Desde inicios de los años 90, un conjunto de grandes e influyentes bancos comerciales se unieron a la ONU para lanzar la Iniciativa Financiera de las Naciones Unidas para el Medioambiente (UNEP FI, por sus siglas en inglés), con el propósito de actuar como agentes catalizadores frente a los riesgos globales que la crisis climática venía causando.

A lo largo de esa década se fueron sumando otras entidades financieras, incluyendo aseguradoras, de manera que el concepto de sostenibilidad fue ganando adeptos y extendiendo su labor de concienciación económica, social y medioambiental en el ámbito privado.

El 22 de septiembre de 2019, en el marco de la Asamblea General de las Naciones Unidas, UNEP FI lanzó los Principios de Banca Responsable, cuyo propósito central es alinear a más de 200 entidades financieras del mundo ante el decidido objetivo de transformar a escala global la economía actual, que se apoya para su desarrollo en la utilización de combustibles fósiles, en una economía basada en la generación de energía limpia (eólica, fotovoltaica y de biomasa) y, consecuentemente, de mucho menor emisión de gases contaminantes a la atmósfera. Para su realización en la vida cotidiana de las naciones, estos seis principios (1. Alineamiento, 2. Impacto y fijación de objetivos, 3.

Clientes, 4. Grupos de interés, 5. Gobierno y cultura, y 6. Transparencia y rendición de cuentas) descansan sobre dos pivotes. Por un lado, los Objetivos de Desarrollo Sostenible (ODS) de las Naciones Unidas y su Agenda 2030, y por el otro, los acuerdos a los que más de 190 países, incluyendo el nuestro, arribaron en la Cumbre por el Clima de París de 2015, para salvar el planeta.

De las entidades financieras que firmaron en la ONU los Principios de Banca Responsable, el Banco Popular Dominicano fue la única signataria del país y de toda la región del Caribe insular, lo que se corresponde con sus valores de empresa socialmente responsable, manifiestos desde su Carta Constitutiva de 1963, en la que prometía, entre otros hitos, democratizar los servicios financieros y ser un agente catalizador del desarrollo económico, institucional y social de la República Dominicana.

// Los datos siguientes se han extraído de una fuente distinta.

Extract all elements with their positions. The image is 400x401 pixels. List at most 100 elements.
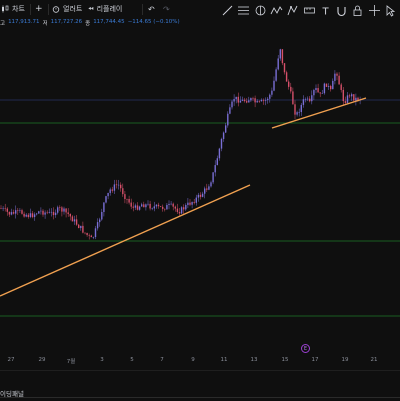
- x-tick-label: 7: [160, 357, 164, 363]
- add-indicator-button[interactable]: +: [35, 2, 43, 16]
- candle-body: [15, 210, 17, 214]
- top-toolbar: 차트 + 얼러트 ⏪︎ 리플레이 ↶ ↷ T: [0, 0, 400, 19]
- candle-body: [174, 206, 176, 209]
- crosshair-icon[interactable]: [368, 2, 381, 16]
- lock-icon[interactable]: [351, 2, 364, 16]
- candle-body: [159, 206, 162, 207]
- replay-label: 리플레이: [96, 5, 123, 13]
- close-value: 117,744.45: [93, 19, 125, 25]
- plus-icon: +: [35, 4, 43, 14]
- magnet-icon[interactable]: [335, 2, 348, 17]
- candle-body: [208, 186, 210, 190]
- candle-body: [248, 100, 250, 103]
- candle-body: [166, 204, 168, 210]
- candle-body: [296, 112, 298, 115]
- candle-body: [138, 206, 141, 210]
- candle-body: [323, 83, 326, 94]
- candle-body: [99, 219, 101, 223]
- candle-body: [67, 212, 69, 214]
- candle-body: [315, 88, 317, 91]
- candle-body: [6, 208, 8, 212]
- price-chart[interactable]: [0, 28, 400, 350]
- candle-body: [96, 222, 99, 229]
- measure-icon[interactable]: [237, 2, 250, 15]
- candle-body: [275, 69, 277, 81]
- candle-body: [73, 219, 76, 222]
- candle-body: [38, 211, 40, 214]
- candle-body: [254, 98, 256, 103]
- candle-body: [317, 88, 319, 93]
- candle-body: [344, 101, 347, 103]
- trend-line-icon[interactable]: [221, 2, 234, 16]
- candle-body: [162, 206, 164, 209]
- candle-body: [105, 196, 107, 203]
- candle-body: [256, 101, 258, 103]
- candle-body: [176, 208, 179, 213]
- time-axis[interactable]: 27 29 7월 3 5 7 9 11 13 15 17 19 21: [0, 350, 400, 370]
- redo-icon: ↷: [163, 4, 170, 14]
- candle-body: [157, 204, 160, 207]
- candle-body: [351, 94, 353, 97]
- candle-body: [155, 204, 158, 207]
- toolbar-divider: [142, 4, 143, 15]
- alert-label: 얼러트: [63, 5, 83, 13]
- candle-body: [147, 203, 149, 205]
- candle-body: [285, 72, 288, 82]
- candle-body: [214, 165, 216, 173]
- x-tick-label: 21: [370, 357, 378, 363]
- candle-body: [304, 99, 307, 100]
- candle-body: [294, 104, 296, 115]
- trend-line: [271, 97, 367, 129]
- candle-body: [122, 188, 124, 195]
- candle-body: [338, 75, 340, 85]
- alert-button[interactable]: 얼러트: [52, 2, 82, 16]
- candle-body: [42, 210, 44, 215]
- candle-body: [19, 210, 21, 211]
- candle-body: [191, 202, 193, 205]
- cursor-icon[interactable]: [384, 2, 397, 17]
- candle-body: [54, 212, 57, 216]
- candle-body: [264, 99, 267, 101]
- candle-body: [260, 99, 263, 102]
- candle-body: [136, 205, 139, 210]
- fib-icon[interactable]: [254, 2, 267, 16]
- candle-body: [145, 204, 147, 208]
- candle-body: [59, 207, 61, 208]
- candle-body: [69, 213, 71, 217]
- chart-type-button[interactable]: 차트: [1, 2, 25, 16]
- x-tick-label: 3: [100, 357, 104, 363]
- text-icon[interactable]: T: [319, 2, 332, 18]
- x-tick-label: 11: [220, 357, 228, 363]
- candle-body: [342, 89, 344, 102]
- candle-body: [180, 207, 183, 214]
- candle-body: [23, 213, 25, 217]
- candle-body: [306, 98, 309, 100]
- candle-body: [134, 205, 137, 208]
- candle-body: [273, 80, 275, 91]
- candle-body: [103, 202, 105, 213]
- replay-button[interactable]: ⏪︎ 리플레이: [88, 2, 122, 16]
- x-tick-label: 27: [7, 357, 15, 363]
- candle-body: [27, 214, 29, 217]
- candle-body: [332, 80, 334, 90]
- chart-label: 차트: [12, 5, 25, 13]
- candle-body: [25, 214, 27, 217]
- event-badge[interactable]: E: [301, 344, 310, 353]
- candles-icon: [1, 5, 9, 13]
- candle-body: [153, 206, 155, 209]
- redo-button[interactable]: ↷: [163, 2, 170, 16]
- x-tick-label: 29: [38, 357, 46, 363]
- candle-body: [225, 125, 227, 133]
- candle-body: [197, 194, 200, 198]
- candle-body: [311, 95, 313, 102]
- brush-icon[interactable]: [270, 2, 283, 15]
- candle-body: [235, 96, 237, 100]
- undo-button[interactable]: ↶: [148, 2, 155, 16]
- ruler-icon[interactable]: [303, 2, 316, 15]
- candle-body: [48, 212, 50, 213]
- candle-body: [227, 113, 229, 126]
- candle-body: [84, 232, 86, 234]
- undo-icon: ↶: [148, 4, 155, 14]
- candle-body: [258, 101, 260, 102]
- pattern-icon[interactable]: [286, 2, 299, 16]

Al formar parte de esta coalición y lanzar en octubre de 2019 su Visión Sostenible, el Popular se convierte en el banco más sostenible y socialmente responsable de la región del Caribe, para lo cual despliega, a través de Hazte Eco, un portafolio de productos y servicios financieros con impacto medioambiental positivo, así como alianzas para la reforestación y construcción de humedales artificiales; también, la adopción de políticas y prácticas internas alineadas a la Cultura 3R (reducir, reusar, reciclar), la generación de energía solar propia, y políticas como inclusión y educación financieras, equidad de género, capacitación profesional y en valores de su personal, y su histórica puesta en práctica de un conjunto de iniciativas de responsabilidad corporativa en beneficio de comunidades y amplios sectores de la sociedad, además de la promoción del emprendimiento en los jóvenes y la salud de la población, que han convertido la sostenibilidad en un eje central de su estrategia de negocios, para mejorar el presente y futuro del país.

Así opera el modelo Popular de banca responsable.
Enhorabuena, bancos sostenibles del mundo.